🤖 AI Summary
To address the performance degradation of parameter-efficient fine-tuning (PEFT) for multi-label image recognition (MLR) in vision-language contrastive models (e.g., CLIP), caused by modality gaps between image and text representations, this paper proposes T2I-PAL—a novel text-to-image generation–assisted PEFT paradigm. T2I-PAL leverages text-to-image diffusion models (e.g., Stable Diffusion) to synthesize class-relevant, high-fidelity images that bridge the cross-modal gap. It further incorporates class-aware heatmap modeling and learnable prototype embeddings to enhance local visual representation learning. The framework jointly optimizes prompt tuning and lightweight adapters, requiring no full semantic annotations, preserving the original CLIP architecture, and enabling plug-and-play deployment.
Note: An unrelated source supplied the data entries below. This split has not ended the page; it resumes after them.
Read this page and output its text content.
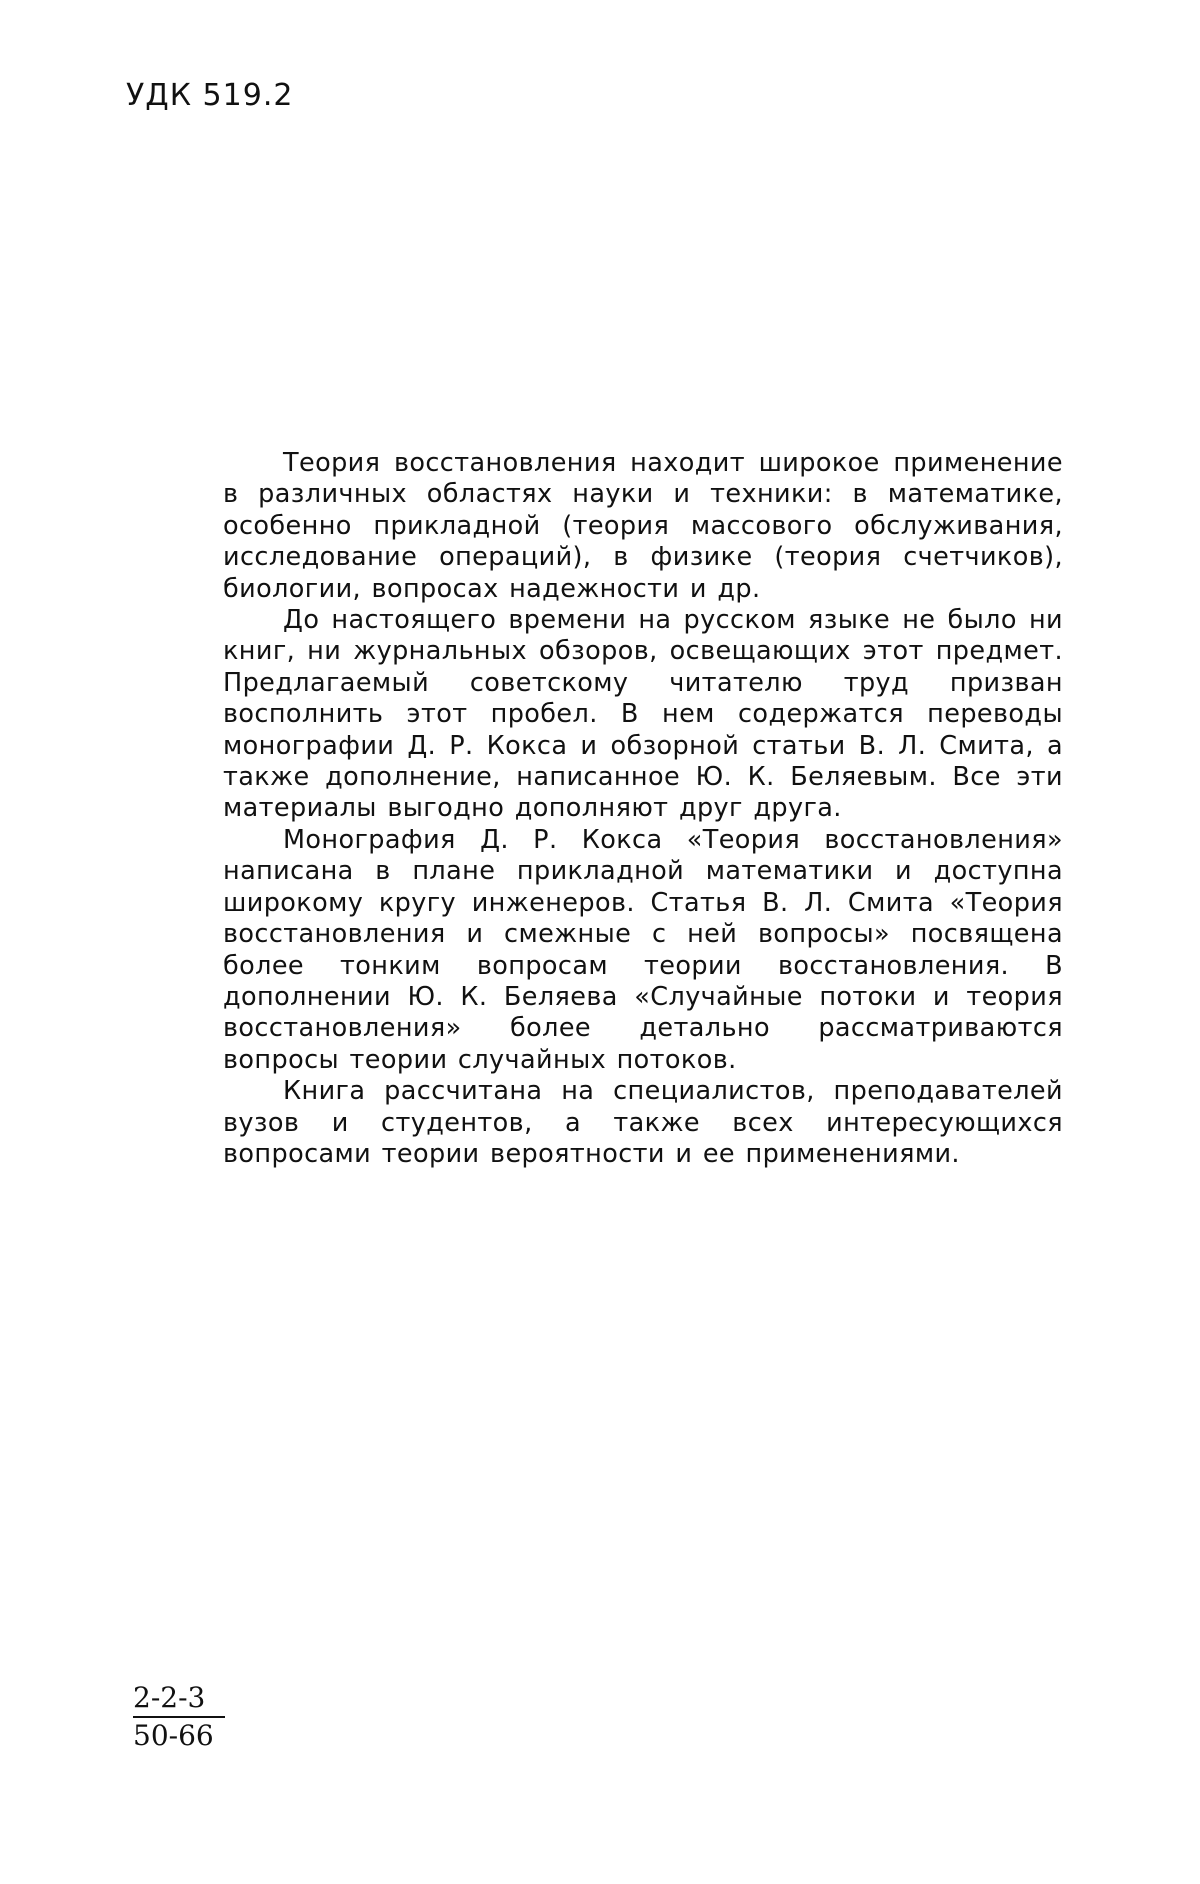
УДК 519.2

Теория восстановления находит широкое применение в различных областях науки и техники: в математике, особенно прикладной (теория массового обслуживания, исследование операций), в физике (теория счетчиков), биологии, вопросах надежности и др.

До настоящего времени на русском языке не было ни книг, ни журнальных обзоров, освещающих этот предмет. Предлагаемый советскому читателю труд призван восполнить этот пробел. В нем содержатся переводы монографии Д. Р. Кокса и обзорной статьи В. Л. Смита, а также дополнение, написанное Ю. К. Беляевым. Все эти материалы выгодно дополняют друг друга.

Монография Д. Р. Кокса «Теория восстановления» написана в плане прикладной математики и доступна широкому кругу инженеров. Статья В. Л. Смита «Теория восстановления и смежные с ней вопросы» посвящена более тонким вопросам теории восстановления. В дополнении Ю. К. Беляева «Случайные потоки и теория восстановления» более детально рассматриваются вопросы теории случайных потоков.

Книга рассчитана на специалистов, преподавателей вузов и студентов, а также всех интересующихся вопросами теории вероятности и ее применениями.

2-2-3
50-66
Extensive experiments on MS-COCO, VOC2007, and NUS-WIDE demonstrate an average mAP improvement of 3.47%, significantly outperforming existing state-of-the-art methods.
📝 Abstract
Benefited from image-text contrastive learning, pre-trained vision-language models, e.g., CLIP, allow to direct leverage texts as images (TaI) for parameter-efficient fine-tuning (PEFT). While CLIP is capable of making image features to be similar to the corresponding text features, the modality gap remains a nontrivial issue and limits image recognition performance of TaI. Using multi-label image recognition (MLR) as an example, we present a novel method, called T2I-PAL to tackle the modality gap issue when using only text captions for PEFT. The core design of T2I-PAL is to leverage pre-trained text-to-image generation models to generate photo-realistic and diverse images from text captions, thereby reducing the modality gap. To further enhance MLR, T2I-PAL incorporates a class-wise heatmap and learnable prototypes. This aggregates local similarities, making the representation of local visual features more robust and informative for multi-label recognition. For better PEFT, we further combine both prompt tuning and adapter learning to enhance classification performance. T2I-PAL offers significant advantages: it eliminates the need for fully semantically annotated training images, thereby reducing the manual annotation workload, and it preserves the intrinsic mode of the CLIP model, allowing for seamless integration with any existing CLIP framework. Extensive experiments on multiple benchmarks, including MS-COCO, VOC2007, and NUS-WIDE, show that our T2I-PAL can boost recognition performance by 3.47% in average above the top-ranked state-of-the-art methods.